With many companies tightening their budgets, what is changing for your business?

Chagala was a first mover in terms customer base diversification in 2014 and 2015. One of our major customers is the Kashagan oil field, which has embarked in the budget tightening exercise since the end of 2014 until today. Based on its move, we anticipated a change in the landscape and we tighten our budgets following our customers earlier. Given that we provide in general the best value for money solution in the markets that we operate in, with the new round of cost savings, we have not seen a major impact yet. There is an ongoing adjustment due to the exchange rate fluctuation of the tenge because our operating currency is the tenge and our reporting currency is US dollars. If anything we will see an increase in business because of our best value for money principle and customers abandoning expensive options in favor of cost continuous, fit-for-purpose ones. Our core clients—people who stay at our properties—are generally those who work in the office, not in the field. Given our long-term relationship with our customers that want the customized kind of service we provide, we have not had to put emergency plans in place. However, we work closely with our customers and we believe there is a general consensus that if crude oil price drops below $20 for a sustained period of time, we will have to resort to swift effective measures internally to allow our customers to stay with us on a sustainable basis.

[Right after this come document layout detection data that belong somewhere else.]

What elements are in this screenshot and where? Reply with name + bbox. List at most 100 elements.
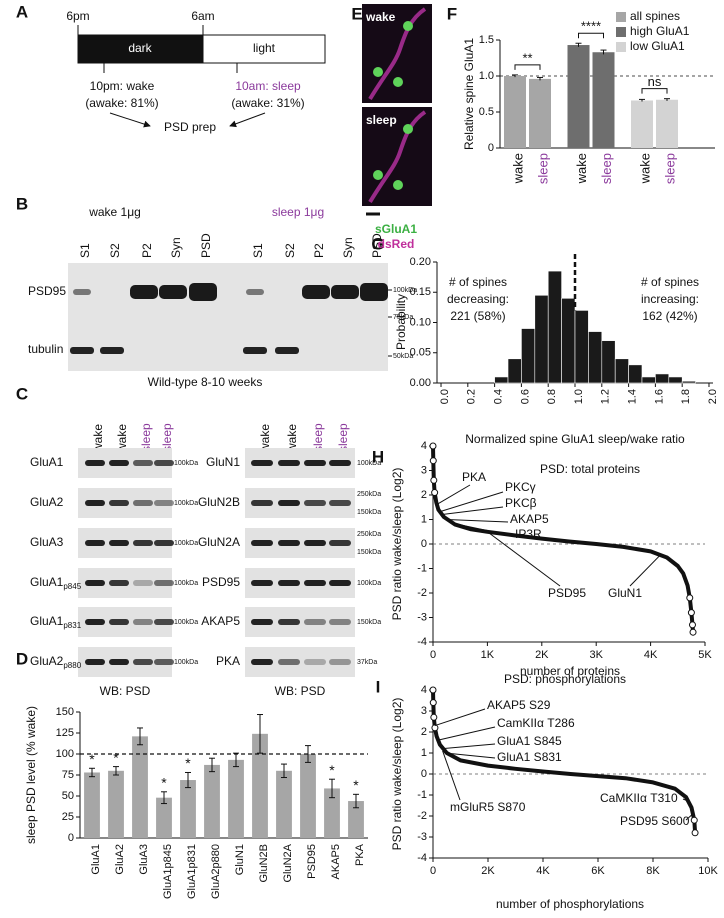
spine [373,170,383,180]
x-tick-label: 2K [481,865,495,877]
bar [567,45,590,148]
x-tick-label: GluA1p831 [186,844,198,899]
annotation: PKCβ [505,496,537,510]
band [278,619,300,625]
size-marker: 37kDa [357,659,377,666]
x-tick-label: wake [574,153,589,184]
band [154,500,174,506]
legend-label: high GluA1 [630,24,690,38]
annotation: 221 (58%) [450,309,505,323]
legend-swatch [616,27,626,37]
y-tick-label: 0.05 [410,347,431,359]
band [329,500,351,506]
spine [393,180,403,190]
row-label: GluA2 [30,495,64,509]
band [246,289,264,295]
band [159,285,187,299]
y-tick-label: 0.5 [479,106,494,118]
x-tick-label: 6K [591,865,605,877]
x-axis-label: number of proteins [520,664,620,678]
bar [156,797,172,838]
annotation: decreasing: [447,292,509,306]
annotation-line [441,506,504,516]
band [154,460,174,466]
spine [403,124,413,134]
y-tick-label: 25 [62,811,74,823]
band [154,619,174,625]
bar [592,52,615,148]
histogram-bar [494,376,509,384]
band [133,580,153,586]
size-marker: 150kDa [357,549,381,556]
x-tick-label: 1.8 [680,389,692,404]
band [304,619,326,625]
bar [631,100,653,148]
significance-bracket [578,32,604,39]
band [278,460,300,466]
y-tick-label: -2 [417,810,427,822]
bar [504,76,526,148]
size-marker: 75kDa [393,314,413,321]
bar [108,770,124,838]
band [251,540,273,546]
histogram-bar [588,331,603,384]
y-tick-label: 100 [56,748,74,760]
x-tick-label: 0.4 [493,389,505,404]
band [85,500,105,506]
annotation: GluN1 [608,586,642,600]
row-label: AKAP5 [201,614,240,628]
x-tick-label: 0.0 [439,389,451,404]
y-tick-label: 0 [421,768,427,780]
y-tick-label: -4 [417,852,427,864]
band [133,619,153,625]
x-tick-label: 0 [430,865,436,877]
x-tick-label: 5K [698,649,712,661]
point [691,829,699,837]
annotation: CaMKIIα T310 [600,791,678,805]
size-marker: 100kDa [357,460,381,467]
point [689,628,697,636]
y-tick-label: 2 [421,726,427,738]
column-label: wake [285,424,299,453]
x-tick-label: PKA [354,843,366,866]
x-tick-label: 2K [535,649,549,661]
band [329,580,351,586]
significance: * [329,762,335,778]
y-tick-label: 0 [68,832,74,844]
x-axis-label: Normalized spine GluA1 sleep/wake ratio [465,432,685,446]
lane-label: Syn [341,237,355,258]
legend-label: low GluA1 [630,39,685,53]
bar [656,99,678,148]
lane-label: P2 [312,243,326,258]
y-tick-label: 4 [421,440,427,452]
band [278,540,300,546]
band [109,540,129,546]
point [429,457,437,465]
histogram-bar [681,380,696,384]
y-tick-label: 0.10 [410,316,431,328]
annotation: AKAP5 S29 [487,698,551,712]
condition-label: sleep [366,113,397,127]
sleep-time: 10am: sleep [235,79,301,93]
annotation-line [629,553,662,587]
panel-letter: A [16,2,28,21]
size-marker: 100kDa [357,580,381,587]
wake-time: 10pm: wake [90,79,155,93]
significance: * [161,775,167,791]
band [304,540,326,546]
arrow [109,112,151,128]
annotation-line [437,726,496,741]
x-axis-label: number of phosphorylations [496,897,644,911]
condition-label: wake [365,10,396,24]
y-tick-label: 0.00 [410,377,431,389]
annotation: AKAP5 [510,512,549,526]
size-marker: 100kDa [393,287,417,294]
x-tick-label: 0.8 [546,389,558,404]
x-tick-label: AKAP5 [330,844,342,879]
row-label: PSD95 [28,284,66,298]
band [73,289,91,295]
band [278,580,300,586]
significance-bracket [514,64,541,70]
band [154,659,174,665]
point [429,686,437,694]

Chagala is focused on the needs of international and domestic oil companies. After this unstable year, is your client portfolio the same? What strategy are you following to retain them?

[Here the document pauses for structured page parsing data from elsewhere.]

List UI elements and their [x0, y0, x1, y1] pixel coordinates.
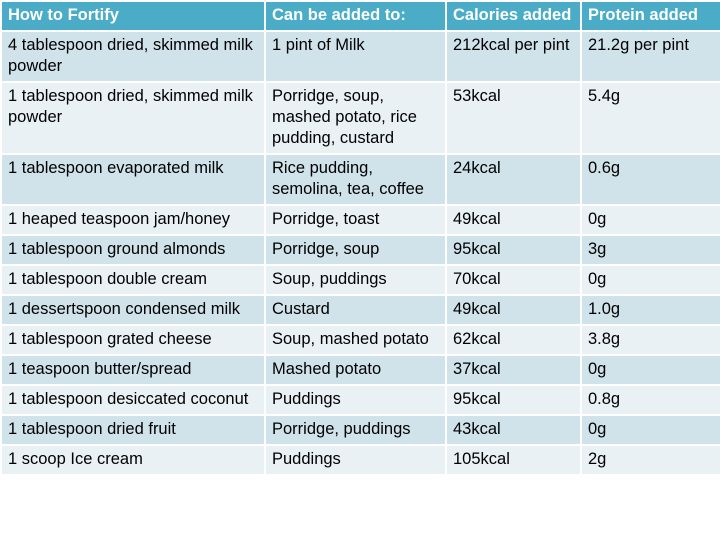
table-row: 1 tablespoon dried fruit Porridge, puddi…: [0, 414, 720, 446]
cell-calories-added: 95kcal: [445, 234, 582, 266]
cell-calories-added: 53kcal: [445, 81, 582, 155]
cell-can-be-added-to: Porridge, toast: [264, 204, 447, 236]
column-header-protein-added: Protein added: [580, 0, 720, 32]
cell-can-be-added-to: Mashed potato: [264, 354, 447, 386]
cell-how-to-fortify: 1 tablespoon desiccated coconut: [0, 384, 266, 416]
cell-protein-added: 0.8g: [580, 384, 720, 416]
column-header-can-be-added-to: Can be added to:: [264, 0, 447, 32]
table-row: 1 tablespoon ground almonds Porridge, so…: [0, 234, 720, 266]
cell-protein-added: 3.8g: [580, 324, 720, 356]
cell-protein-added: 5.4g: [580, 81, 720, 155]
cell-can-be-added-to: Rice pudding, semolina, tea, coffee: [264, 153, 447, 206]
cell-protein-added: 1.0g: [580, 294, 720, 326]
cell-calories-added: 24kcal: [445, 153, 582, 206]
table-row: 1 tablespoon evaporated milk Rice puddin…: [0, 153, 720, 206]
cell-protein-added: 3g: [580, 234, 720, 266]
cell-how-to-fortify: 1 teaspoon butter/spread: [0, 354, 266, 386]
cell-how-to-fortify: 1 tablespoon dried fruit: [0, 414, 266, 446]
cell-calories-added: 49kcal: [445, 294, 582, 326]
table-header-row: How to Fortify Can be added to: Calories…: [0, 0, 720, 32]
cell-how-to-fortify: 4 tablespoon dried, skimmed milk powder: [0, 30, 266, 83]
table-row: 1 tablespoon dried, skimmed milk powder …: [0, 81, 720, 155]
table-row: 1 tablespoon double cream Soup, puddings…: [0, 264, 720, 296]
cell-protein-added: 0g: [580, 354, 720, 386]
cell-protein-added: 0g: [580, 264, 720, 296]
cell-can-be-added-to: Custard: [264, 294, 447, 326]
cell-calories-added: 43kcal: [445, 414, 582, 446]
cell-how-to-fortify: 1 tablespoon grated cheese: [0, 324, 266, 356]
cell-how-to-fortify: 1 tablespoon evaporated milk: [0, 153, 266, 206]
column-header-calories-added: Calories added: [445, 0, 582, 32]
cell-can-be-added-to: Porridge, puddings: [264, 414, 447, 446]
cell-protein-added: 0.6g: [580, 153, 720, 206]
cell-calories-added: 95kcal: [445, 384, 582, 416]
cell-calories-added: 62kcal: [445, 324, 582, 356]
table-row: 1 teaspoon butter/spread Mashed potato 3…: [0, 354, 720, 386]
table-row: 1 dessertspoon condensed milk Custard 49…: [0, 294, 720, 326]
table-row: 1 tablespoon desiccated coconut Puddings…: [0, 384, 720, 416]
cell-can-be-added-to: Porridge, soup, mashed potato, rice pudd…: [264, 81, 447, 155]
cell-can-be-added-to: Soup, mashed potato: [264, 324, 447, 356]
cell-can-be-added-to: Puddings: [264, 384, 447, 416]
cell-how-to-fortify: 1 heaped teaspoon jam/honey: [0, 204, 266, 236]
cell-how-to-fortify: 1 tablespoon double cream: [0, 264, 266, 296]
cell-protein-added: 0g: [580, 414, 720, 446]
cell-can-be-added-to: Soup, puddings: [264, 264, 447, 296]
cell-how-to-fortify: 1 tablespoon dried, skimmed milk powder: [0, 81, 266, 155]
cell-calories-added: 212kcal per pint: [445, 30, 582, 83]
cell-protein-added: 0g: [580, 204, 720, 236]
table-row: 1 tablespoon grated cheese Soup, mashed …: [0, 324, 720, 356]
table-row: 1 heaped teaspoon jam/honey Porridge, to…: [0, 204, 720, 236]
cell-calories-added: 49kcal: [445, 204, 582, 236]
table-row: 4 tablespoon dried, skimmed milk powder …: [0, 30, 720, 83]
cell-protein-added: 21.2g per pint: [580, 30, 720, 83]
cell-how-to-fortify: 1 scoop Ice cream: [0, 444, 266, 476]
cell-can-be-added-to: Porridge, soup: [264, 234, 447, 266]
cell-can-be-added-to: Puddings: [264, 444, 447, 476]
cell-protein-added: 2g: [580, 444, 720, 476]
cell-how-to-fortify: 1 dessertspoon condensed milk: [0, 294, 266, 326]
column-header-how-to-fortify: How to Fortify: [0, 0, 266, 32]
fortify-table: How to Fortify Can be added to: Calories…: [0, 0, 720, 476]
table-row: 1 scoop Ice cream Puddings 105kcal 2g: [0, 444, 720, 476]
cell-calories-added: 105kcal: [445, 444, 582, 476]
cell-can-be-added-to: 1 pint of Milk: [264, 30, 447, 83]
cell-calories-added: 70kcal: [445, 264, 582, 296]
cell-how-to-fortify: 1 tablespoon ground almonds: [0, 234, 266, 266]
cell-calories-added: 37kcal: [445, 354, 582, 386]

Chagala has always focused its efforts on serving the international oil and gas industry. In Kazakhstan, this means western Kazakhstan, which is why our assets are so concentrated in the Atyrau, Mangistau, and West Kazakhstan regions. Our facilities in Aktau, Bautino, and Atyrau are focused on offshore projects such as Kashagan and onshore projects such as Tengizchevroil. Our properties in Uralsk and Aksai are heavily weighted toward the Karachaganak project. So this accentuates the fact that oil and gas is a target for us. This is the key industry in these locations and the group delivers quality accommodation solutions on a value-for-money and fit-for-purpose basis to its clients. We are opportunistic investors inside and outside Kazakhstan, and we are currently actively looking in places like Egypt and Turkey.

What are your goals for the year ahead?

I believe people underestimate the difficulty of staying in business in an environment that faces increasing costs and stagnant or diminishing sales. Competition is tough in all our operating markets, so surviving with dignity is no small feat. If we can do that, our next challenge will be to expand outside of Kazakhstan. We have dedicated resources into looking at this since the beginning of 2016 and we have already made some inroads with clients for whom we will be operating hotels or residences. We aim to focus more on serviced apartments rather than on hotels, but we value all opportunities under the same light. 2016 is also the year when the bonds issued on the KASE by one of our subsidiaries in Kazakhstan come due and we are in the process of refinancing them. Due to currency exchange movements, refinancing has become easier for us as it now represents a smaller part of our balance sheet liabilities. Nevertheless, like with any refinancing, we take this process seriously as the Group remains committed to repaying its debts. Lastly, the successful completion of our latest development in the West Kazakhstan region in 2016 will mark the start of a new operating model in that region for us—an important development as the process has taken 20 years.